Willie Donaldson, rake and satirist
February 20, 2009 9:24 AM   Subscribe

'If you value nothing, then nothing you value can be taken from you.' William Donaldson, the author of the infamous Henry Root Letters led a life more colourful than any of his literary inventions.

Coming from a wealthy background, Donaldson was at first known as being the first person to bring Bob Dylan to the UK. After many years spent losing money, he eventually found fame with the Henry Root letters, a hilarious and revealing insight into Britain at the end of the seventies (a review.) Donaldson again managed to lose the money gained by success, becoming addicted to crack cocaine in his sixties. He died in 2005, his last book being a kind of "punk version of Debrett’s", and a biography charting his extraordinary life is now available. Lastly, three obituaries from the The Independent, The Times and The Telegraph make for very good reading.
posted by ob (12 comments total) 5 users marked this as a favorite
The biography is used on the US Amazon. I just ordered my copy for $3!
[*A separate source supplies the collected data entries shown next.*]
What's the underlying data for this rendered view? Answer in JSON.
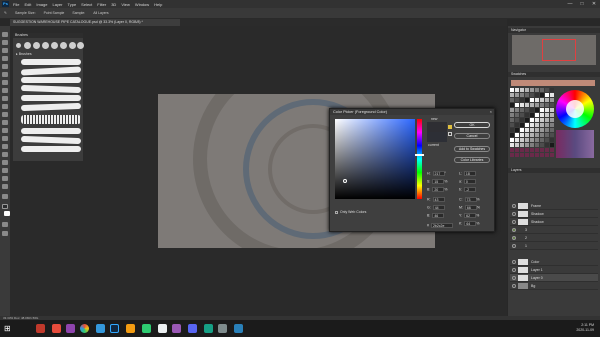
{
  "app": {
    "logo": "Ps"
  },
  "menubar": [
    "File",
    "Edit",
    "Image",
    "Layer",
    "Type",
    "Select",
    "Filter",
    "3D",
    "View",
    "Window",
    "Help"
  ],
  "window_controls": [
    "—",
    "□",
    "✕"
  ],
  "options": {
    "size_label": "Sample Size:",
    "size_value": "Point Sample",
    "sample_label": "Sample:",
    "sample_value": "All Layers"
  },
  "document_tab": "SUGGESTION WAREHOUSE PIPE CATALOGUE.psd @ 33.3% (Layer 0, RGB/8) *",
  "brushes": {
    "title": "Brushes",
    "folder": "▸ Brushes"
  },
  "panels": {
    "navigator": "Navigator",
    "swatches": "Swatches",
    "layers": "Layers"
  },
  "layers": [
    "Frame",
    "Shadow",
    "Shadow",
    "3",
    "2",
    "1",
    "Color",
    "Layer 1",
    "Layer 0",
    "Bg"
  ],
  "dialog": {
    "title": "Color Picker (Foreground Color)",
    "close": "×",
    "new_label": "new",
    "current_label": "current",
    "ok": "OK",
    "cancel": "Cancel",
    "add_swatches": "Add to Swatches",
    "color_libraries": "Color Libraries",
    "only_web": "Only Web Colors",
    "H": {
      "label": "H:",
      "value": "217",
      "unit": "°"
    },
    "S": {
      "label": "S:",
      "value": "15",
      "unit": "%"
    },
    "B": {
      "label": "B:",
      "value": "20",
      "unit": "%"
    },
    "R": {
      "label": "R:",
      "value": "43"
    },
    "G": {
      "label": "G:",
      "value": "44"
    },
    "Bl": {
      "label": "B:",
      "value": "46"
    },
    "L": {
      "label": "L:",
      "value": "18"
    },
    "a": {
      "label": "a:",
      "value": "0"
    },
    "b": {
      "label": "b:",
      "value": "-2"
    },
    "C": {
      "label": "C:",
      "value": "73",
      "unit": "%"
    },
    "M": {
      "label": "M:",
      "value": "66",
      "unit": "%"
    },
    "Y": {
      "label": "Y:",
      "value": "62",
      "unit": "%"
    },
    "K": {
      "label": "K:",
      "value": "64",
      "unit": "%"
    },
    "hex_label": "#",
    "hex": "2b2c2e"
  },
  "statusbar": "33.33%   Doc: 48.0M/1.56G",
  "taskbar": {
    "time": "2:11 PM",
    "date": "2020-11-09"
  },
  "colors": {
    "accent": "#31a8ff",
    "canvas": "#7e7a77",
    "dialog_bg": "#3f3f3f"
  }
}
Henry Root is one of my idols.

Weird that there's two spoofing threads on the blue today.
posted by cjorgensen at 9:41 AM on February 20, 2009

2005 - On June 22, 2005, he was survived by his third wife Cherry Hatrick.

Wow. Its like he married a Bond girl or something.
posted by Ironmouth at 9:47 AM on February 20, 2009 [3 favorites]

I was fascinated by Henry Root as a child, and I always wondered who he actually was and why he did what he did. Haven't really thought about it since, so this is a nice post. And I am buying that bio!
posted by fire&wings at 9:55 AM on February 20, 2009

Funny, I was thinking of the Henry Root letters just a few days ago. I remember reading the books (wasn't there a sequel too?) in the early '80s. Great find too.
posted by Nick Verstayne at 10:09 AM on February 20, 2009

My god. All I want when I die is a British obituary.
posted by sixswitch at 10:46 AM on February 20, 2009

The last thing that I wanted to add but I couldn't find a link that addressed this matter specifically, is that there's a suggestion that the Carly Simon song "You're So Vain" might concern him (he left he for someone else as she was preparing for their wedding.) The Telegraph and the Times obit reference that.
posted by ob at 11:01 AM on February 20, 2009

Always wondered if he nicked the Henry Root thing from Lazlo Toth
posted by IndigoJones at 12:50 PM on February 20, 2009

On June 22, 2005, he was survived by his third wife Cherry Hatrick.

Heh. I see what he did there.
posted by kittens for breakfast at 1:08 PM on February 20, 2009

Always wondered if he nicked the Henry Root thing from Lazlo Toth.

posted by Faze at 4:10 PM on February 20, 2009

Wow. Its like he married a Bond girl or something.

His wives (and his lovers) all looked like Bond girls, though there was nothing he liked better than being humilated by a dirty crack whore while the Bond girls sat at home.

The biography is all kinds of awesome. I can't recommend it highly enough.
posted by PeterMcDermott at 5:39 PM on February 20, 2009

I don't know enough about Henry Root to know how he was inspire to write then, but there's quite a history of this, predating Toth, you can go back quite a ways.

I wrote this over on the other spoofing thread reference above:

Alexander Pope, John Locke, Don Novello (aka Lazlo Toth, aka Fr. Guido Sarducci), Jonathan Swift, Ted L. Nancy, Kembrew McLeod, Paul Rosa, Hans Christian Andersen, The Yes Men, Benjamin Franklin, and EJ Pitman to name a few. This site is not a new idea, but little on the internet ever is.

Don Novello probably made it most famous with "The Lazlo Letters," but like I wrote above it's been going on quite a while, and won't stop any time soon. Search "spoof letters" in google (or heck, I think some have even been covered here), and you'll find a lot of magazine writers have done this. Heck, there's a series of letters to serial killers from a fake little kid named Billy.

posted by cjorgensen at 7:33 PM on February 20, 2009

I actually haven't read the biography or any of his other books (I will!) I can, however, quote verbatim excerpts from the letters. My dad introduced them to me when I was a kid (!) and I've read them through a few times since then, always with much amusement.